Cabability #12 – The cloud service bus’s can handle service mediation, transformation, routing, error handling, etc to your other cloud based end-points. Having to build durable and resilient integration solutions inside of Salesforce can be expensive and very complicated. Middleware should be used where and when possible.
Cabability #13 – Some companies prefer to broker all integrations through their ESB, including Cloud-to-Cloud use cases. My warnings here are this: the cost of highly resilient ESB’s can be EXTREMELY high. If the service levels between Salesforce.com and Workday, for example, must go through your on-premise technology, you maybe shooting yourself in the foot. Now your “Cloud” solution is piggy-backing on the same technical infrastructure, cost, service levels, and release timeline of your On-Premise solutions. Tread lightly and make sure to design your Integration Architecture first and foremost about delivering BUSINESS VALUE.

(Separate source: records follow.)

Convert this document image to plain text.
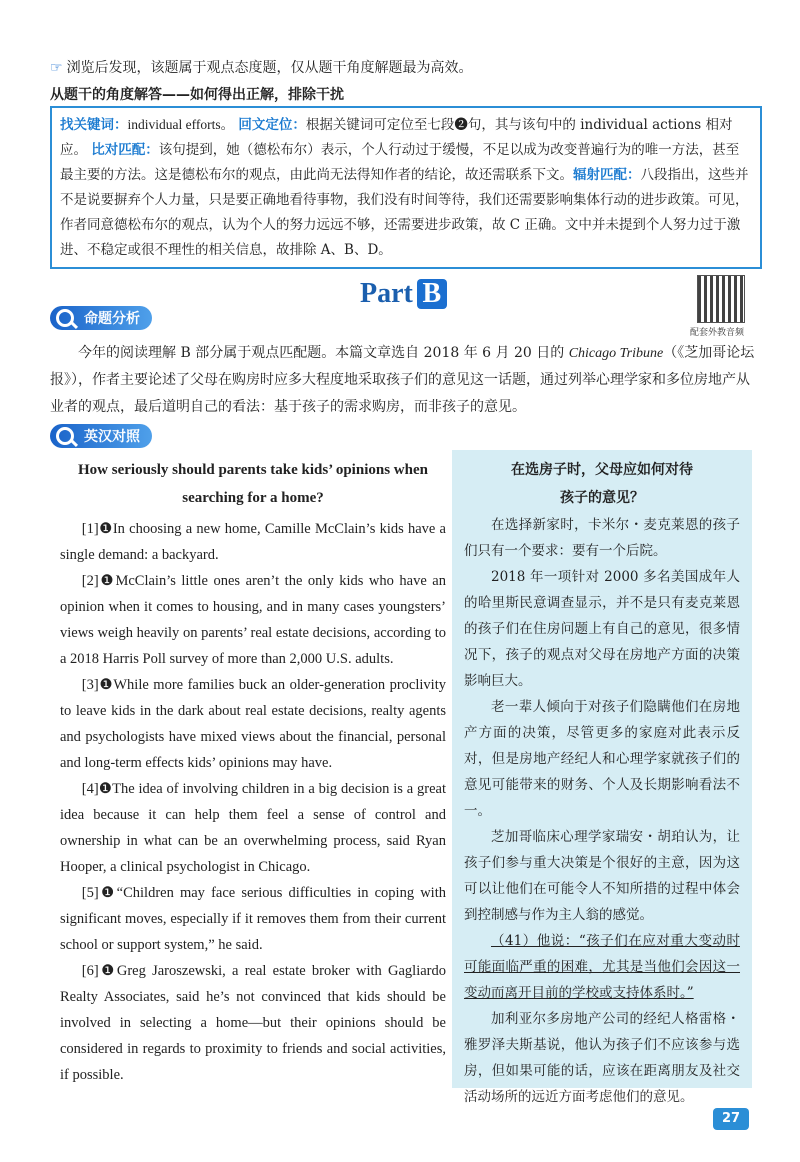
☞ 浏览后发现，该题属于观点态度题，仅从题干角度解题最为高效。
从题干的角度解答——如何得出正解，排除干扰
找关键词：individual efforts。 回文定位：根据关键词可定位至七段❷句，其与该句中的 individual actions 相对应。 比对匹配：该句提到，她（德松布尔）表示，个人行动过于缓慢，不足以成为改变普遍行为的唯一方法，甚至最主要的方法。这是德松布尔的观点，由此尚无法得知作者的结论，故还需联系下文。辐射匹配：八段指出，这些并不是说要摒弃个人力量，只是要正确地看待事物，我们没有时间等待，我们还需要影响集体行动的进步政策。可见，作者同意德松布尔的观点，认为个人的努力远远不够，还需要进步政策，故 C 正确。文中并未提到个人努力过于激进、不稳定或很不理性的相关信息，故排除 A、B、D。
Part B
配套外教音频
命题分析
今年的阅读理解 B 部分属于观点匹配题。本篇文章选自 2018 年 6 月 20 日的 Chicago Tribune（《芝加哥论坛报》），作者主要论述了父母在购房时应多大程度地采取孩子们的意见这一话题，通过列举心理学家和多位房地产从业者的观点，最后道明自己的看法：基于孩子的需求购房，而非孩子的意见。
英汉对照
How seriously should parents take kids’ opinions when searching for a home?

[1]❶In choosing a new home, Camille McClain’s kids have a single demand: a backyard.

[2]❶McClain’s little ones aren’t the only kids who have an opinion when it comes to housing, and in many cases youngsters’ views weigh heavily on parents’ real estate decisions, according to a 2018 Harris Poll survey of more than 2,000 U.S. adults.

[3]❶While more families buck an older-generation proclivity to leave kids in the dark about real estate decisions, realty agents and psychologists have mixed views about the financial, personal and long-term effects kids’ opinions may have.

[4]❶The idea of involving children in a big decision is a great idea because it can help them feel a sense of control and ownership in what can be an overwhelming process, said Ryan Hooper, a clinical psychologist in Chicago.

[5]❶“Children may face serious difficulties in coping with significant moves, especially if it removes them from their current school or support system,” he said.

[6]❶Greg Jaroszewski, a real estate broker with Gagliardo Realty Associates, said he’s not convinced that kids should be involved in selecting a home—but their opinions should be considered in regards to proximity to friends and social activities, if possible.

在选房子时，父母应如何对待
孩子的意见？

在选择新家时，卡米尔・麦克莱恩的孩子们只有一个要求：要有一个后院。

2018 年一项针对 2000 多名美国成年人的哈里斯民意调查显示，并不是只有麦克莱恩的孩子们在住房问题上有自己的意见，很多情况下，孩子的观点对父母在房地产方面的决策影响巨大。

老一辈人倾向于对孩子们隐瞒他们在房地产方面的决策，尽管更多的家庭对此表示反对，但是房地产经纪人和心理学家就孩子们的意见可能带来的财务、个人及长期影响看法不一。

芝加哥临床心理学家瑞安・胡珀认为，让孩子们参与重大决策是个很好的主意，因为这可以让他们在可能令人不知所措的过程中体会到控制感与作为主人翁的感觉。

（41）他说：“孩子们在应对重大变动时可能面临严重的困难，尤其是当他们会因这一变动而离开目前的学校或支持体系时。”

加利亚尔多房地产公司的经纪人格雷格・雅罗泽夫斯基说，他认为孩子们不应该参与选房，但如果可能的话，应该在距离朋友及社交活动场所的远近方面考虑他们的意见。

27
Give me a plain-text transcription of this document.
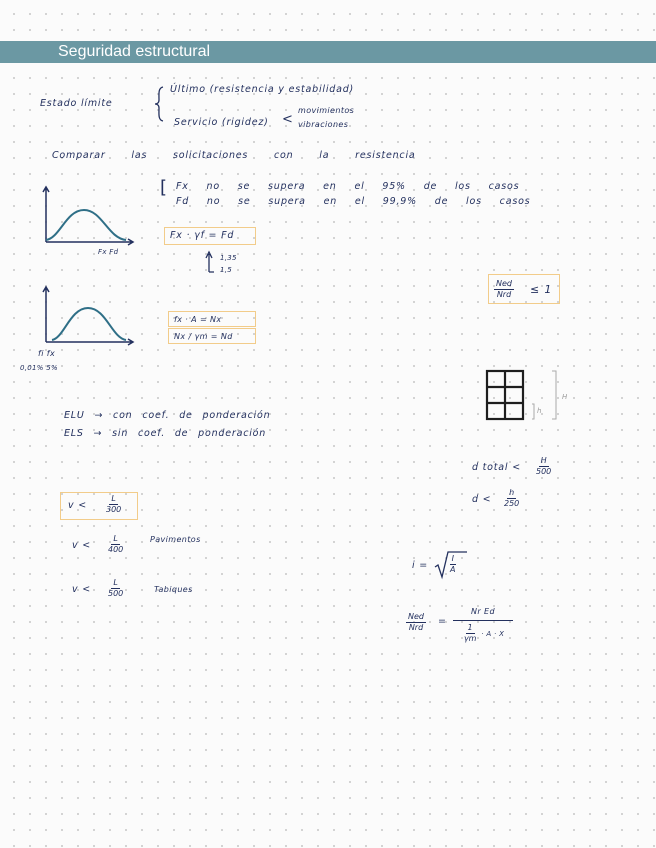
Seguridad estructural
Estado límite
Último (resistencia y estabilidad)
Servicio (rigidez) <
movimientos
vibraciones
Comparar las solicitaciones con la resistencia
Fx Fd
[ Fx no se supera en el 95% de los casos
Fd no se supera en el 99,9% de los casos
Fx · γf = Fd
1,35
1,5
fi fx
0,01% 5%
fx · A = Nx
Nx / γm = Nd
Ned
Nrd ≤ 1
h
H
ELU → con coef. de ponderación
ELS → sin coef. de ponderación
$v < \frac{L}{300}$
$v < \frac{L}{400}$	Pavimentos
$v < \frac{L}{500}$	Tabiques
d total < $\frac{H}{500}$
$d < \frac{h}{250}$
$i = \frac{I}{A}$
Ned
Nrd
=
Nr Ed
$\frac{1}{\gamma m} \cdot A \cdot X$
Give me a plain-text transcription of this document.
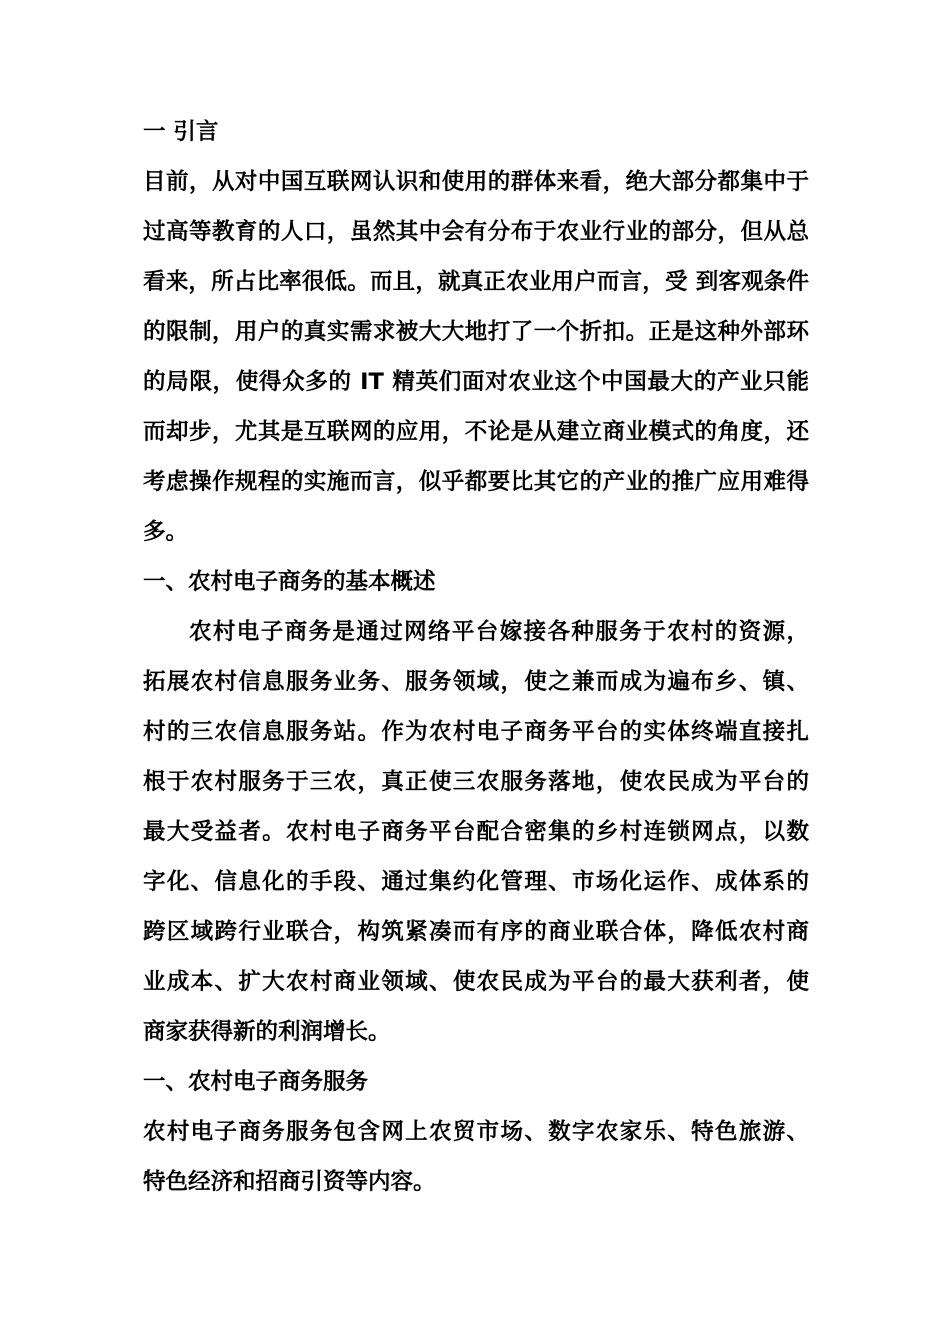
一 引言
目前，从对中国互联网认识和使用的群体来看，绝大部分都集中于
过高等教育的人口，虽然其中会有分布于农业行业的部分，但从总
看来，所占比率很低。而且，就真正农业用户而言，受 到客观条件
的限制，用户的真实需求被大大地打了一个折扣。正是这种外部环
的局限，使得众多的 IT 精英们面对农业这个中国最大的产业只能
而却步，尤其是互联网的应用，不论是从建立商业模式的角度，还
考虑操作规程的实施而言，似乎都要比其它的产业的推广应用难得
多。
一、农村电子商务的基本概述
农村电子商务是通过网络平台嫁接各种服务于农村的资源，
拓展农村信息服务业务、服务领域，使之兼而成为遍布乡、镇、
村的三农信息服务站。作为农村电子商务平台的实体终端直接扎
根于农村服务于三农，真正使三农服务落地，使农民成为平台的
最大受益者。农村电子商务平台配合密集的乡村连锁网点，以数
字化、信息化的手段、通过集约化管理、市场化运作、成体系的
跨区域跨行业联合，构筑紧凑而有序的商业联合体，降低农村商
业成本、扩大农村商业领域、使农民成为平台的最大获利者，使
商家获得新的利润增长。
一、农村电子商务服务
农村电子商务服务包含网上农贸市场、数字农家乐、特色旅游、
特色经济和招商引资等内容。
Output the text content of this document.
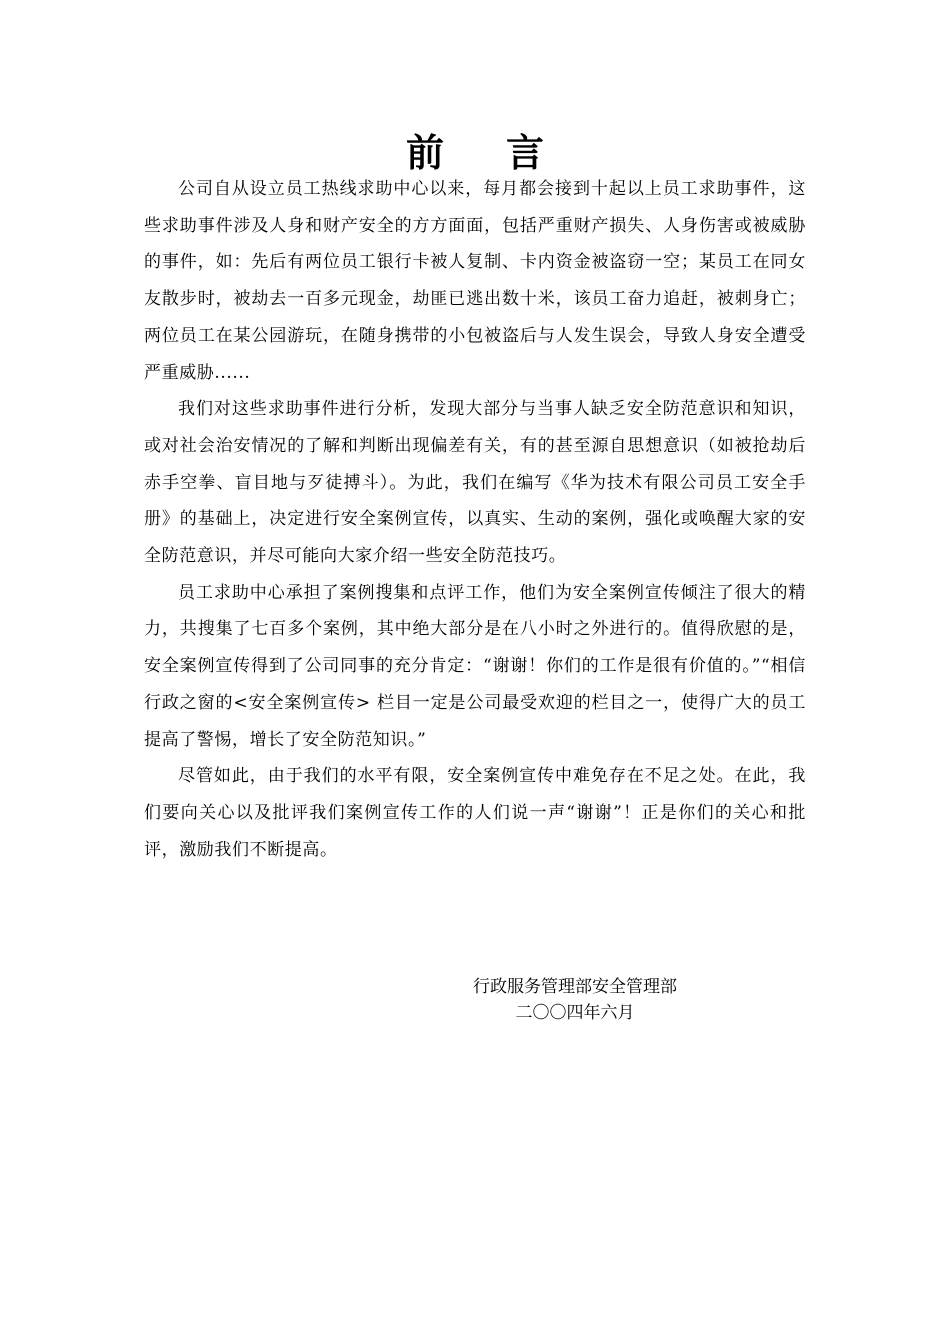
前言

公司自从设立员工热线求助中心以来，每月都会接到十起以上员工求助事件，这些求助事件涉及人身和财产安全的方方面面，包括严重财产损失、人身伤害或被威胁的事件，如：先后有两位员工银行卡被人复制、卡内资金被盗窃一空；某员工在同女友散步时，被劫去一百多元现金，劫匪已逃出数十米，该员工奋力追赶，被刺身亡；两位员工在某公园游玩，在随身携带的小包被盗后与人发生误会，导致人身安全遭受严重威胁......

我们对这些求助事件进行分析，发现大部分与当事人缺乏安全防范意识和知识，或对社会治安情况的了解和判断出现偏差有关，有的甚至源自思想意识（如被抢劫后赤手空拳、盲目地与歹徒搏斗）。为此，我们在编写《华为技术有限公司员工安全手册》的基础上，决定进行安全案例宣传，以真实、生动的案例，强化或唤醒大家的安全防范意识，并尽可能向大家介绍一些安全防范技巧。

员工求助中心承担了案例搜集和点评工作，他们为安全案例宣传倾注了很大的精力，共搜集了七百多个案例，其中绝大部分是在八小时之外进行的。值得欣慰的是，安全案例宣传得到了公司同事的充分肯定：“谢谢！你们的工作是很有价值的。”“相信行政之窗的<安全案例宣传> 栏目一定是公司最受欢迎的栏目之一，使得广大的员工提高了警惕，增长了安全防范知识。”

尽管如此，由于我们的水平有限，安全案例宣传中难免存在不足之处。在此，我们要向关心以及批评我们案例宣传工作的人们说一声“谢谢”！正是你们的关心和批评，激励我们不断提高。

行政服务管理部安全管理部
二〇〇四年六月
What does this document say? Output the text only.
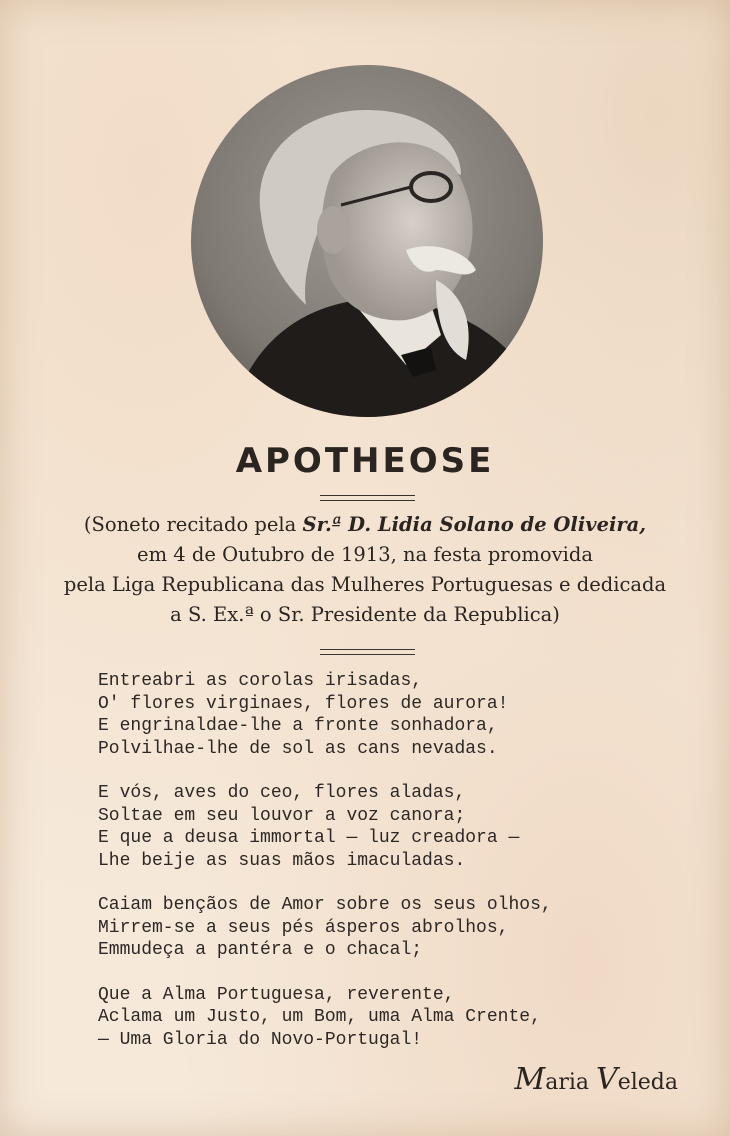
APOTHEOSE
(Soneto recitado pela Sr.ª D. Lidia Solano de Oliveira,
em 4 de Outubro de 1913, na festa promovida
pela Liga Republicana das Mulheres Portuguesas e dedicada
a S. Ex.ª o Sr. Presidente da Republica)
Entreabri as corolas irisadas,
O' flores virginaes, flores de aurora!
E engrinaldae-lhe a fronte sonhadora,
Polvilhae-lhe de sol as cans nevadas.
E vós, aves do ceo, flores aladas,
Soltae em seu louvor a voz canora;
E que a deusa immortal — luz creadora —
Lhe beije as suas mãos imaculadas.
Caiam bençãos de Amor sobre os seus olhos,
Mirrem-se a seus pés ásperos abrolhos,
Emmudeça a pantéra e o chacal;
Que a Alma Portuguesa, reverente,
Aclama um Justo, um Bom, uma Alma Crente,
— Uma Gloria do Novo-Portugal!
Maria Veleda
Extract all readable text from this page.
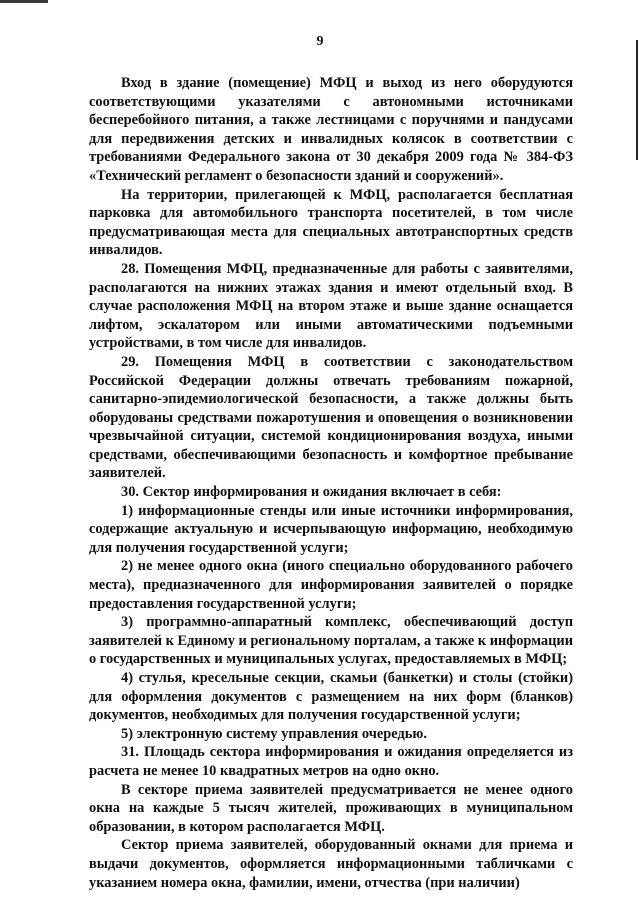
9

Вход в здание (помещение) МФЦ и выход из него оборудуются соответствующими указателями с автономными источниками бесперебойного питания, а также лестницами с поручнями и пандусами для передвижения детских и инвалидных колясок в соответствии с требованиями Федерального закона от 30 декабря 2009 года № 384-ФЗ «Технический регламент о безопасности зданий и сооружений».

На территории, прилегающей к МФЦ, располагается бесплатная парковка для автомобильного транспорта посетителей, в том числе предусматривающая места для специальных автотранспортных средств инвалидов.

28. Помещения МФЦ, предназначенные для работы с заявителями, располагаются на нижних этажах здания и имеют отдельный вход. В случае расположения МФЦ на втором этаже и выше здание оснащается лифтом, эскалатором или иными автоматическими подъемными устройствами, в том числе для инвалидов.

29. Помещения МФЦ в соответствии с законодательством Российской Федерации должны отвечать требованиям пожарной, санитарно-эпидемиологической безопасности, а также должны быть оборудованы средствами пожаротушения и оповещения о возникновении чрезвычайной ситуации, системой кондиционирования воздуха, иными средствами, обеспечивающими безопасность и комфортное пребывание заявителей.

30. Сектор информирования и ожидания включает в себя:

1) информационные стенды или иные источники информирования, содержащие актуальную и исчерпывающую информацию, необходимую для получения государственной услуги;

2) не менее одного окна (иного специально оборудованного рабочего места), предназначенного для информирования заявителей о порядке предоставления государственной услуги;

3) программно-аппаратный комплекс, обеспечивающий доступ заявителей к Единому и региональному порталам, а также к информации о государственных и муниципальных услугах, предоставляемых в МФЦ;

4) стулья, кресельные секции, скамьи (банкетки) и столы (стойки) для оформления документов с размещением на них форм (бланков) документов, необходимых для получения государственной услуги;

5) электронную систему управления очередью.

31. Площадь сектора информирования и ожидания определяется из расчета не менее 10 квадратных метров на одно окно.

В секторе приема заявителей предусматривается не менее одного окна на каждые 5 тысяч жителей, проживающих в муниципальном образовании, в котором располагается МФЦ.

Сектор приема заявителей, оборудованный окнами для приема и выдачи документов, оформляется информационными табличками с указанием номера окна, фамилии, имени, отчества (при наличии)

I was previously an Enterprise Architect working with Service Oriented Architectures before becoming a Salesforce.com Certified Technical Architect. When I was first introduced to Salesforce I was shocked to see either a 100% dependency on batch integration technology or a 100% reluctance to use anything but Real-Time services design. However one of the reasons I enjoy what I do so much is that I have learned that there is NO GLASS SLIPPER in Salesforce Integration Architecture. One size does not fit all and no one solution can be the best for all or your requirements. It is your responsibility as the architect to analyze, recommend, and implement a variety of integration capabilities that will enable your team, clients, and company to realize the powerful transformation of moving to the Salesforce1 platform.